Get a bigger emergency fund

Wait… I want to start at the beginning.
Link to the previous step – Step 8: Pay down high Interest Debt

Hit the brakes on paying down your debt

If you get to this step in the journey to financial independence and find yourself wanting a more robust emergency fund, temporarily stop the Snowball or Avalanche debt payback and put those extra payments toward shoring up your emergency fund.  Continue to add to your savings account until you have between 3 to 6 months of expenses saved.

I wrote a lot about why you need an emergency fund in the first place in an earlier post titled “Get a Small Emergency Fund“. If you need to please jump back there and read up on why they are so important to your financial health.

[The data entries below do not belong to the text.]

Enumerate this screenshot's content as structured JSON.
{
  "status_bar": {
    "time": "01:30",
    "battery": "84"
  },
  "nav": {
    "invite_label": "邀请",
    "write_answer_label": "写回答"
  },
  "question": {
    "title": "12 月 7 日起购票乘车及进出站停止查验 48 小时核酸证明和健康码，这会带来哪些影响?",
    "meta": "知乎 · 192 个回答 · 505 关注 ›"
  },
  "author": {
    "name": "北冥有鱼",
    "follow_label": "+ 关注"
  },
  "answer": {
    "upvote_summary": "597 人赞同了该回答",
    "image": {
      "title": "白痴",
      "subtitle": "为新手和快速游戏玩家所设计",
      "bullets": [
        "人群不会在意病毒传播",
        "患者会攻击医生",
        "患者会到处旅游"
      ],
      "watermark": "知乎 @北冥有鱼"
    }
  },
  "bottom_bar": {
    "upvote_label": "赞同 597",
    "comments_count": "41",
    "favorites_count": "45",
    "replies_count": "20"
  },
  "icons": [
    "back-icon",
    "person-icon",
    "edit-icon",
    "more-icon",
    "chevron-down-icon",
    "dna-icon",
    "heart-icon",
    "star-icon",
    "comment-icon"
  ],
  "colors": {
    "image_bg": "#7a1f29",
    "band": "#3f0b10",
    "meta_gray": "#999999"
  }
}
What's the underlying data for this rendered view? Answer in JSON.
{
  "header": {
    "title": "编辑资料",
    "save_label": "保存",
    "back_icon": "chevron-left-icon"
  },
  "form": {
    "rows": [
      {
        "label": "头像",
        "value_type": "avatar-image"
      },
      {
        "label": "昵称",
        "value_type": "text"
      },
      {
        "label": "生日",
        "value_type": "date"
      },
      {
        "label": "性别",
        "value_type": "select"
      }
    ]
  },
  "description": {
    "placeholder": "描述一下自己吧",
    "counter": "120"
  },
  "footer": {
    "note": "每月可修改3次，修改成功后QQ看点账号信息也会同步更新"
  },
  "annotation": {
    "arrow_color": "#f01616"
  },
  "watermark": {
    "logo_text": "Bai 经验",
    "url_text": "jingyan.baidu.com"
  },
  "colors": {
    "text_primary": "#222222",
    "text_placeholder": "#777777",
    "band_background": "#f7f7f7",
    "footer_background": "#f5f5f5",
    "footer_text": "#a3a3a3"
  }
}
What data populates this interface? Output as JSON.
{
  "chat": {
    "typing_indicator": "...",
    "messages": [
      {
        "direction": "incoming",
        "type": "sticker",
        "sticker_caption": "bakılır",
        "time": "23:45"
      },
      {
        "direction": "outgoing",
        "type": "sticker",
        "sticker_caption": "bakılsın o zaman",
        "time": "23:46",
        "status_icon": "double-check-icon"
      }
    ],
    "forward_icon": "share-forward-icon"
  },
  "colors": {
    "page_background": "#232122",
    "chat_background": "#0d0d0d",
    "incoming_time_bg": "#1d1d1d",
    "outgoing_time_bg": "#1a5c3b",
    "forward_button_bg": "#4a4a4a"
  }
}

The actual amount you need in your emergency fund depends on how stable you feel your job (or income sources) are right now or in the near future. Some experts suggest you could afford a smaller emergency fund if your job is very stable versus not. I’m not so sure that is a risk I’m willing to take and prefer to have an emergency fund on the higher end of the scale. A lot of factors go into determining if your job is stable enough to have a smaller amount beyond you being good at your job or working for a good company.

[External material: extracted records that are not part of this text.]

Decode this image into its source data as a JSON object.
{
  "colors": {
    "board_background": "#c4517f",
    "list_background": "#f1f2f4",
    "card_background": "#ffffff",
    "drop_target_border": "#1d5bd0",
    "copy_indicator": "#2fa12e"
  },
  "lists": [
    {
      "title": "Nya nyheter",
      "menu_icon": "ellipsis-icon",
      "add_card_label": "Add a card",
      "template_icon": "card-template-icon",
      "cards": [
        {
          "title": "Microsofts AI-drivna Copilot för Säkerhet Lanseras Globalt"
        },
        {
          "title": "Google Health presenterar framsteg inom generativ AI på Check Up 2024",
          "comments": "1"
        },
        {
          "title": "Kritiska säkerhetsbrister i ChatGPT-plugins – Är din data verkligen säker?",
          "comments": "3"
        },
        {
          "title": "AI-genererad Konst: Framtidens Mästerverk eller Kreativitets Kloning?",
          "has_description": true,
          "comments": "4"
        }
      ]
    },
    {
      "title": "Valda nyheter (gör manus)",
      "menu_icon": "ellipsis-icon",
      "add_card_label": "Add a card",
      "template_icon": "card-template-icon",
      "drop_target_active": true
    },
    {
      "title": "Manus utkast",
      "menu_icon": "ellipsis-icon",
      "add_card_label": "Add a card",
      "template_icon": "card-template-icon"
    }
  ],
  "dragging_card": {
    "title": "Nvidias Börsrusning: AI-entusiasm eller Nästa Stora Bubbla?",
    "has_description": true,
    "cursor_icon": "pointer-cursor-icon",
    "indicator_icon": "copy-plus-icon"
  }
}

Cool, how do I know how much is enough?

Factors like the industry you work in, the location of your job, your job title, the future outlook of that type of work, government regulation changes, automation, job complexity, family issues, health issues, and numerous other things come into play when trying to decide if your job is stable. Don’t take my word for it. Jessica Moorhouse, an accredited financial advisor I follow, wrote quite a bit about emergency funds and is a great resource.

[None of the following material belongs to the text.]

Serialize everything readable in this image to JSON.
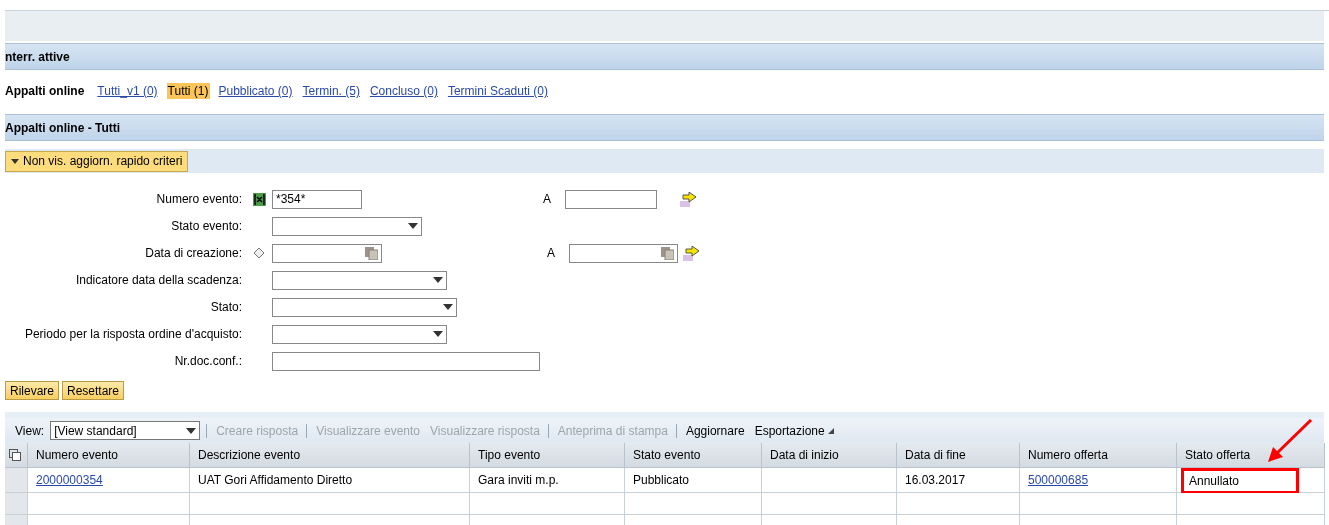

The COVID-19 pandemic showed the world just how unstable some stalwart careers like cooks, servers, and other service workers can be if the right circumstances occur.  We are also living through a “Thought Worker” revolution in the United States where white-collar data driven jobs are rapidly growing and blue-collar trade jobs are shrinking.  Somewhat paradoxically, automation is slowly eliminating entire job categories that used to employ many people.

Whatever amount helps you sleep at night is right

The point is that there are far too many factors that go into whether or not your job is stable enough to consider keeping a smaller emergency fund.  Pretending we could even properly evaluate that situation a once-in-a-lifetime pandemic could rear its head and knock all of those assumptions aside.

In the end, keep at least six months of expenses in your emergency fund.  You’ll save a lot of time trying to convince yourself it is ok to have a smaller safety net and you’ll sleep better at night knowing the extra money is there.  That is my opinion, but I like the psychological benefits of knowing that money is there if I need it.

I personally keep an even bigger emergency fund

Personally, I always feel better knowing I have between 8 and 12 months expenses set aside in a high yield savings account for an emergency fund.  I also have money in a taxable investment that I could sell and convert to cash within a couple days if the need is dire enough.  Technically at my point in the journey to financial independence I might be able to get away with a slimmer emergency fund but choose not to for peace of mind.  The pandemic showed that no job is safe and layoffs can happen to anyone.

Bigger emergency fund flowchart

TL;DR

Add more to your emergency fund.  You should probably have at least 6 months of expenses set aside. I know it says 3-6 months but you didn’t read the explanation above so make sure you have 6 months. That’s what you get for skipping the reading assignment, lol.